Fit: aov(formula = clean ~ agent, data = skin)

$agent
         diff       lwr        upr     p adj
B-A  3.733333  2.786274  4.6803925 0.0000000
C-A  2.466667  1.519608  3.4137258 0.0000004
C-B -1.266667 -2.213726 -0.3196075 0.0063206

All three P-values are smaller than 0.05, so all three cleansing agents differ significantly from the others in how well they clean. (The word “all”, or a close synonym, needs to be in your answer to make it clear that every single one is different from the others; otherwise, it might be like the example from lecture where one was different, but two were the same.)

(f) (2 points) Which cleansing agent or agents would you recommend for future use, based on the results of this study? Explain briefly.

A small amount of residual contamination is best. There are two things you need to say:

• Agent A has the smallest mean residual contamination (most easily seen from the boxplot, but you can work it out from the Tukey output)
• Agent A’s residual contamination is significantly smaller than that of both the other two agents, from the Tukey analysis.

The significance is also important, because you don’t want to recommend something that came out best by chance; you want to make a recommendation that will stand up to replication (as Fisher said, “a well-designed experiment will rarely fail to yield this level of significance”). Agent A is significantly better than the others, so you can expect it to be consistently the best.

Extras: it is not much work to run either of the other two possible analyses. If you were happy with the normality but not with the equal spreads, you would run a Welch ANOVA:

oneway.test(clean ~ agent, data = skin)

    One-way analysis of means (not assuming equal variances)

data:  clean and agent
F = 46.061, num df = 2.000, denom df = 27.949, p-value = 1.423e-09

and, seeing the significance, follow up with Games-Howell:

gamesHowellTest(clean ~ factor(agent), data = skin)

    Pairwise comparisons using Games-Howell test

data: clean by factor(agent)

  A       B     
B 1.1e-09 -     
C 1.3e-06 0.0093

P value adjustment method: none

alternative hypothesis: two.sided

The technical detail is that this function requires the categorical variable to be an actual factor, not just text, so we have to make it one.
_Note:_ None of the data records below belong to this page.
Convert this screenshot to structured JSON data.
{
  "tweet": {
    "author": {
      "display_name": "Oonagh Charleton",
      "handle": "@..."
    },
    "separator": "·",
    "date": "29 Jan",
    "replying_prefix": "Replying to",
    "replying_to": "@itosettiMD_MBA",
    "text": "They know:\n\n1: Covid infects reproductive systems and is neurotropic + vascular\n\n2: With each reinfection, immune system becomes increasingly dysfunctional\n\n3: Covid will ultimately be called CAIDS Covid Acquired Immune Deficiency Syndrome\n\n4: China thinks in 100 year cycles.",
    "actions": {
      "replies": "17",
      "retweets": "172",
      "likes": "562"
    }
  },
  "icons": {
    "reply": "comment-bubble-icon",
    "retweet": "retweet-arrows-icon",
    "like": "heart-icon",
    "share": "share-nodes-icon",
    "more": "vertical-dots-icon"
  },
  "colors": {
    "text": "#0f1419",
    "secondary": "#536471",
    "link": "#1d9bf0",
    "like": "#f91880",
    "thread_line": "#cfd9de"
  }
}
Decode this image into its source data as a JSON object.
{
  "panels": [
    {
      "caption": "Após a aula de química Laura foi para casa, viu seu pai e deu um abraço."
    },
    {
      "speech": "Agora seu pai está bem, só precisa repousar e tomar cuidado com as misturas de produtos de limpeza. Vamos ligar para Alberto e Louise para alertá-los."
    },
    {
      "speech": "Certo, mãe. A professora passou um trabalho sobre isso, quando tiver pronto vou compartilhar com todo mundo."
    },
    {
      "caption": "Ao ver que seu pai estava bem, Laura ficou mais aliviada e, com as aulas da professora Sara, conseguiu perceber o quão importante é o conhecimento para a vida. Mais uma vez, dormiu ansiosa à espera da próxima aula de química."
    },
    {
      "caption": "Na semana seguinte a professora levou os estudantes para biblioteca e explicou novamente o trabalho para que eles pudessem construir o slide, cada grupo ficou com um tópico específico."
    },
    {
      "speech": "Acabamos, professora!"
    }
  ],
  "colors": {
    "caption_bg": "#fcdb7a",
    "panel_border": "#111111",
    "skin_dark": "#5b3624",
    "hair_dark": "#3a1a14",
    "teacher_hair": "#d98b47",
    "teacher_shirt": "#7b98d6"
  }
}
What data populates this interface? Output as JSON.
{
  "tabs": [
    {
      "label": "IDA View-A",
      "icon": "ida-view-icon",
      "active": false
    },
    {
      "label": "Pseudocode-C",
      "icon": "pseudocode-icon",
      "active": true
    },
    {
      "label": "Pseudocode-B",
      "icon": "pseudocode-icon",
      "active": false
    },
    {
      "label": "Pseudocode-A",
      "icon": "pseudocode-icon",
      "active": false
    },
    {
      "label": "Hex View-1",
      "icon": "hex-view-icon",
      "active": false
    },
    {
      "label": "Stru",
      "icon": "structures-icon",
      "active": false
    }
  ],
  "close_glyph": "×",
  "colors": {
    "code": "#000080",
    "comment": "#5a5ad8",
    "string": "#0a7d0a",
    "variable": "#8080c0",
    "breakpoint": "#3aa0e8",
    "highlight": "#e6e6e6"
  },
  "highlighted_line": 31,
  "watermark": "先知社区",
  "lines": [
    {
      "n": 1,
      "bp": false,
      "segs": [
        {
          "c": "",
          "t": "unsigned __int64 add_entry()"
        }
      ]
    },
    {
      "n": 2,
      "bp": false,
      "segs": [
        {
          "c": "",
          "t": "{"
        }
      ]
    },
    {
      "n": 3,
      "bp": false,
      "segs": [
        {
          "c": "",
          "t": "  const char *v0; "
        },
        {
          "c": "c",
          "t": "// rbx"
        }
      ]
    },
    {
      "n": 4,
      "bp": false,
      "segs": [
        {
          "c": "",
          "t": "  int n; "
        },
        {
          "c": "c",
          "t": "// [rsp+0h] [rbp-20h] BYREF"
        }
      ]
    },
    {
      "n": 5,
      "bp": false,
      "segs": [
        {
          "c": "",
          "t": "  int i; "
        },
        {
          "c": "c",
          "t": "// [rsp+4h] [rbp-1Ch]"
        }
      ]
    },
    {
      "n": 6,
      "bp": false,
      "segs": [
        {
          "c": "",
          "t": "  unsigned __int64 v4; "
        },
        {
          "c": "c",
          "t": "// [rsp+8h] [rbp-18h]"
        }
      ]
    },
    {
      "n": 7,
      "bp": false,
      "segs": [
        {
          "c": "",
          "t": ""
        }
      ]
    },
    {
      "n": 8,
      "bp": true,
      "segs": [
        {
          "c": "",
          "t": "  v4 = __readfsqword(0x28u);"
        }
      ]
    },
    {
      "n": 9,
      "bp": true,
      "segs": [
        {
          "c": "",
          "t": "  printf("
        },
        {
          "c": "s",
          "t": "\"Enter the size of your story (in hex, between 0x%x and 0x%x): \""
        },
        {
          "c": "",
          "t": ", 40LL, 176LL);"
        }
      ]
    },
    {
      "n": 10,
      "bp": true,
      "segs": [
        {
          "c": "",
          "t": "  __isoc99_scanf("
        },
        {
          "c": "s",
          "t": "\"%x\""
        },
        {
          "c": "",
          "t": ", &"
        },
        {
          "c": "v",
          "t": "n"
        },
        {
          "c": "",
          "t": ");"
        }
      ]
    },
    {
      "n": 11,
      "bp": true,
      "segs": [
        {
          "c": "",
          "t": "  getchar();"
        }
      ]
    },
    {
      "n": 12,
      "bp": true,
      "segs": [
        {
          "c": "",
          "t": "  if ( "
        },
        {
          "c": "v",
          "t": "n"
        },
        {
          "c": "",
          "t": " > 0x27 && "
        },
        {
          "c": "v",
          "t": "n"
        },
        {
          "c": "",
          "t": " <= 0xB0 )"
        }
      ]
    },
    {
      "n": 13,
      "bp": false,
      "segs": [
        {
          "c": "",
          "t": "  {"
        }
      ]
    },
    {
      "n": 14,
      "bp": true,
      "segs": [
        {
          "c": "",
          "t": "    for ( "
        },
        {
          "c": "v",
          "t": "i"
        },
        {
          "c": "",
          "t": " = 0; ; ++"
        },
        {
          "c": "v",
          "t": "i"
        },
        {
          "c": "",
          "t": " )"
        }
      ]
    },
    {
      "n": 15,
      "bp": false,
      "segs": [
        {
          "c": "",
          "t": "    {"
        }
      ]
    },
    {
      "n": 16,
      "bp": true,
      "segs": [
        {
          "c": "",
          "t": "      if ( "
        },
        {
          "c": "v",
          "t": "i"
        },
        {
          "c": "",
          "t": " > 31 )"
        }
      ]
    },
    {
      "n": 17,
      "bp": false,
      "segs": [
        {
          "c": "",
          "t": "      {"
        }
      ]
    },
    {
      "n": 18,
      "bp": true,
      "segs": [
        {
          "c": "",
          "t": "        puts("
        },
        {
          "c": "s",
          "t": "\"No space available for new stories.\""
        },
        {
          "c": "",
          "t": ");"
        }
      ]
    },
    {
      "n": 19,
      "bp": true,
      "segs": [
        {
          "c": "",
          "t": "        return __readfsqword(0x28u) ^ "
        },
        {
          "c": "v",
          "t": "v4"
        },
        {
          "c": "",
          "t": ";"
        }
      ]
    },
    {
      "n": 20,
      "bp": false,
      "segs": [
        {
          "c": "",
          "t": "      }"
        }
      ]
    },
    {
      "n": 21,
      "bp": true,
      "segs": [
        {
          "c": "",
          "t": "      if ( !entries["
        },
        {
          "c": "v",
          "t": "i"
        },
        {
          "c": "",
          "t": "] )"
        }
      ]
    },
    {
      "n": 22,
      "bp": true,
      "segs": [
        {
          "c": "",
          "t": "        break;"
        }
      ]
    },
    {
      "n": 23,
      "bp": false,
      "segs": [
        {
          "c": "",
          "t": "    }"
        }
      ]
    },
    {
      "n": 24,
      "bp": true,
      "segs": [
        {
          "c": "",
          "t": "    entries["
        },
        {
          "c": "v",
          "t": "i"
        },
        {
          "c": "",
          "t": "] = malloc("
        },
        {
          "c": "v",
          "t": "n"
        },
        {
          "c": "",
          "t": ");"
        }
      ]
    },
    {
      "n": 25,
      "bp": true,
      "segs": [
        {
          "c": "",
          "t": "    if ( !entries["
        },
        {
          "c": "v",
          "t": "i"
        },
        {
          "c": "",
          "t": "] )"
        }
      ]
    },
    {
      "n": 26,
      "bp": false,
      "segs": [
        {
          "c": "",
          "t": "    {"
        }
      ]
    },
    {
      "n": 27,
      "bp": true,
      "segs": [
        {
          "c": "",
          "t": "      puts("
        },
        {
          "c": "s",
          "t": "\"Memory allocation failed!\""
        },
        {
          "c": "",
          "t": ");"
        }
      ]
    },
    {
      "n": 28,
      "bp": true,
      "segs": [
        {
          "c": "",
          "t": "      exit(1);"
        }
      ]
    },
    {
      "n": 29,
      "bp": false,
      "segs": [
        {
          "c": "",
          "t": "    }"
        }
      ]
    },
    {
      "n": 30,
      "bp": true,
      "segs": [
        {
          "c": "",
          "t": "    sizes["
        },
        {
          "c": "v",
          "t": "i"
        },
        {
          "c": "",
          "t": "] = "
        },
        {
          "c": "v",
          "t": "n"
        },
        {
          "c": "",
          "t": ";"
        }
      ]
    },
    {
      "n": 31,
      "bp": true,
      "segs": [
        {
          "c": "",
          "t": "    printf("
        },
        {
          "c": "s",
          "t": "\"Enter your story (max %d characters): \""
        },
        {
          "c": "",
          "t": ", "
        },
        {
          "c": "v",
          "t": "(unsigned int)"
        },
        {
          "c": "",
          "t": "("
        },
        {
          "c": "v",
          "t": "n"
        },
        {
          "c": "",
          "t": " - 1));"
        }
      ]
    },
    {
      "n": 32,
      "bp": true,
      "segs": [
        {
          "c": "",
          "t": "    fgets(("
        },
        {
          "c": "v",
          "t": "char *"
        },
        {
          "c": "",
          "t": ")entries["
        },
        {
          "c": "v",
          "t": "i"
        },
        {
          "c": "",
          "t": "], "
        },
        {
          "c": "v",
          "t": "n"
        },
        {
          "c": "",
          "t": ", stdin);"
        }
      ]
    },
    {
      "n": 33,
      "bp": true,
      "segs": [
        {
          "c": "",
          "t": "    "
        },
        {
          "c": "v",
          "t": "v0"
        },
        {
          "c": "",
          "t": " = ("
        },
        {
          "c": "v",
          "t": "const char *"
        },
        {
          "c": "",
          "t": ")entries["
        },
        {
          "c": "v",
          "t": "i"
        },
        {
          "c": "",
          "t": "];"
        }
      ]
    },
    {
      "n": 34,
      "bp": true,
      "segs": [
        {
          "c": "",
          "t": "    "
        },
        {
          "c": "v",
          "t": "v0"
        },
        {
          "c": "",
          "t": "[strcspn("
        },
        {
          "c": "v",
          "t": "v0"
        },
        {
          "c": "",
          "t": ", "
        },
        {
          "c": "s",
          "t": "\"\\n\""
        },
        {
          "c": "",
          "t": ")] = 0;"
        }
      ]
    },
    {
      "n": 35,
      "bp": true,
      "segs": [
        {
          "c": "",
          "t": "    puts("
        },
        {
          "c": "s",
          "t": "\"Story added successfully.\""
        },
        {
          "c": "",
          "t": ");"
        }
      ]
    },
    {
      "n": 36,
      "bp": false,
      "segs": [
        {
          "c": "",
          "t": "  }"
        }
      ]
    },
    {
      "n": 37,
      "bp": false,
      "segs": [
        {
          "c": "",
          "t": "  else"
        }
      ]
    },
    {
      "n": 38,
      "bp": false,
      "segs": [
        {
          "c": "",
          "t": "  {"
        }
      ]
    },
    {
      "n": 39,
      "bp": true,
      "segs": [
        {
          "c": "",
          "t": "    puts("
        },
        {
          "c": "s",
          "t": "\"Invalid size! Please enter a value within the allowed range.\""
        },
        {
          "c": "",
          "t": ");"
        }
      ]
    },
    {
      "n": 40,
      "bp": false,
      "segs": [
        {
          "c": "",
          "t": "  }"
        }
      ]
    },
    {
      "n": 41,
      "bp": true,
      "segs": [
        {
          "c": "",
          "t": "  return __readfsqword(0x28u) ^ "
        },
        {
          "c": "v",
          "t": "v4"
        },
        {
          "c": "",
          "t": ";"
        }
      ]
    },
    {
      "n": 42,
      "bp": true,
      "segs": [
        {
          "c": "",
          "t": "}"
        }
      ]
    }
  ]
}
The results are the same as for the Tukey, and the P-values are all pretty similar. In the same way that the two variants of two-sample \(t\)-test will give similar results when they both apply, the two variants of ANOVA will do the same thing.¹

The other option is Mood’s median test. You can do it here, but it is probably not the best option because aov appears to be just fine:

median_test(skin, clean, agent)

$grand_median
[1] 6

$table
     above
group above below
    A     0    15
    B     9     1
    C     4     6

$test
       what        value
1 statistic 2.086538e+01
2        df 2.000000e+00
3   P-value 2.945366e-05

One again, strong significance (though not quite as strong as the other two tests, which hints at those other two tests being better for these data). The table of aboves and belows gives a pretty strong hint about why.²

Pairwise median tests to follow, therefore:

pairwise_median_test(skin, clean, agent)

The test for agents B vs C is not quite significant this time (P-value 0.057). The other two comparisons are still significant, though with larger P-values than in the other two analyses. Once again, we are probably suffering from a lack of power compared to the regular and Welch ANOVAs. All three tests are valid, but I think the aov is best because its assumptions appear to be all right here.

Footnotes

1. Welch’s algebra applied just as well to ANOVA as to the two-sample \(t\)-test, so you would expect things to be similar in practice for the two variants of ANOVA when they both apply. For that matter, you would also expect regular ANOVA to fail badly when it does not apply, when the groups have obviously different spreads, in just the same way that a pooled \(t\)-test can fail badly when it does not apply.

2. There were 15 observations in each group, but we appear to have “lost” a lot of observations from cleansing agents B and C. This is because their values were equal to the grand median of 6. The observations were only recorded as integers, so a lot of them are equal to each other, and the ones that happened to be equal to the grand median all got thrown away.